Выискивая недостатки в теоретических соображениях Филдинга, ученые педанты забывают (может быть, умышленно), что перед ними не профессиональный эстетик, а писатель, который к своим заключениям идет от собственной практики. Реалистический роман Филдинга не мог не быть комическим, поскольку комическим по преимуществу было его дарование. У Филдинга был пародический, пересмешнический склад ума (он подлинно сын своего века) — отсюда его тяготение к откровенному бурлеску, и не только в драматургии, где он, по собственному признанию, «стяжал... некоторый успех», но и в прозе. Образцовой пародиейбурлеском была его «Шамела», где пародирование было выдержано на всех уровнях (жанр, стиль, сюжетные коллизии и мотивы поведения и т. д.).

В происхождении романа «Джозеф Эндрус» обычно видят литературный казус: начавшись как пародия на «Памелу», он с появлением пастора Адамса перерос первоначальный замысел и стал «комическим романом». Эта точка зрения требует уточнений. Я бы не стал преувеличивать пародийных намерений Филдинга в связи с романом Ричардсона, тем более что Филдинг на титуле книги так объявил свое творческое намерение: «Написано в подражание манере Сервантеса, автора Дон Кихота». «Дон Кихот» — тот действительно начинался как пародия на рыцарские романы, но после второго выезда героя он перерос пародийный замысел и стал автономным эпическим произведением, имея в качестве первоисточника саму деятельную жизнь. У Сервантеса, таким образом, две «манеры» — какой же подражал Филдинг? Очевидно, не пародической, поскольку в этом искусстве ему не было нужды подражать кому бы то ни было. Филдинг «подражал» (все-таки правильнее закавычить это слово — хотя бы из цитатных соображений) Сервантесу-эпику, заимствуя у него даже аргументы в пользу правомочности жанра: «...произведения эпические с таким же успехом можно писать в прозе, как и в стихах» (Сервантес), «эпос... возможен и в стихах и в прозе» (Филдинг).
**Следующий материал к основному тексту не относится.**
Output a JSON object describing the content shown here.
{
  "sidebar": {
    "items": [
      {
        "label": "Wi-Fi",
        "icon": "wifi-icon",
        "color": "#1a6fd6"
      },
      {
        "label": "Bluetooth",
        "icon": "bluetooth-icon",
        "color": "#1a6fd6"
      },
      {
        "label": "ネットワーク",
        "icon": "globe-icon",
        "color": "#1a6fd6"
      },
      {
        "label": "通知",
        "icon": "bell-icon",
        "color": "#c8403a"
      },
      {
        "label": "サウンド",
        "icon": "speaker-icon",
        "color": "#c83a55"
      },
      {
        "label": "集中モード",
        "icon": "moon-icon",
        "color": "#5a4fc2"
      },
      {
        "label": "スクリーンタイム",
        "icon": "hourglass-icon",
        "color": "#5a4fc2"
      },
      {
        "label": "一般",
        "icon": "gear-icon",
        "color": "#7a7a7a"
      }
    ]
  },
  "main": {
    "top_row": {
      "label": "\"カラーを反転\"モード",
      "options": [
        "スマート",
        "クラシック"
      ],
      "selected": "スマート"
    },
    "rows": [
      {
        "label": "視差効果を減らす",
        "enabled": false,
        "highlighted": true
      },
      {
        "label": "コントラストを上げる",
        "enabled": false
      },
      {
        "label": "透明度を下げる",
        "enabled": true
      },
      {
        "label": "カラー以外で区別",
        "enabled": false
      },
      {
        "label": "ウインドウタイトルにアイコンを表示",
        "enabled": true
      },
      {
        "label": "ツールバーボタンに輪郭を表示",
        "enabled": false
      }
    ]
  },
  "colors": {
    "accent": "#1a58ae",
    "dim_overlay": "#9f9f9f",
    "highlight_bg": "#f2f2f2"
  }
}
И если Сервантес с законной гордостью говорил: «Для меня одного родился Дон Кихот, как и я — для него», то так же ясно осознавал новаторское значение своего предприятия и Филдинг: «...литература того рода, в котором до сей поры никто еще, насколько я помню, не пытался писать на нашем языке».

Скажем сразу: на эпический простор роман «Джозеф Эндрус» вывел пастор Адамс, бредущий в Лондон искать издателя для своих проповедей. Чего мы могли ожидать от Джозефа, озабоченного сохранением своего целомудрия? Только героического поведения в альковных сценах. А пастор вывел нас на дорогу, кишащую людьми, которые делают нужную в жизни работу: обирают постояльцев, остаются без гроша за душой, грабят кареты, помогают страждущему, обижают безответного — разнообразно живет дорога! Роман оставляет впечатление шумной многолюдности, хотя действующих лиц в нем гораздо меньше, чем в «Памеле» (соответственно 81 и 134), не говоря уж о «Дон Кихоте» (669). Адамс главный герой романа, и конечно несправедливо, что для краткости роман традиционно называют другим именем. Джозеф — пассивный герой, события происходят с ним, а пастор — творит события, подталкивает их. Он неспешно заходит на постоялый двор, проходит на кухню, закуривает трубочку — и с нарастающей быстротой начинают совершаться события. Часто они комического свойства — пастор рассеян и забывчив, еще чаще — трагикомического, потому что пастор не умеет кривить душой и насмерть стоит за истину и справедливость. В отличие от Дон Кихота, Адамс не беззащитен в мире дикости и произвола, больше того — он торжествует над ними. Последнее слово всегда за Адамсом и в перепалках с «коллегами» Барнабасом и Траллибером, и в опасных прениях с невеждой-судьей, и в гневном увещевании злобных подхалимов загулявшего сквайра. На крайний случай остаются самые сильные аргументы пара кулаков и суковатая палка.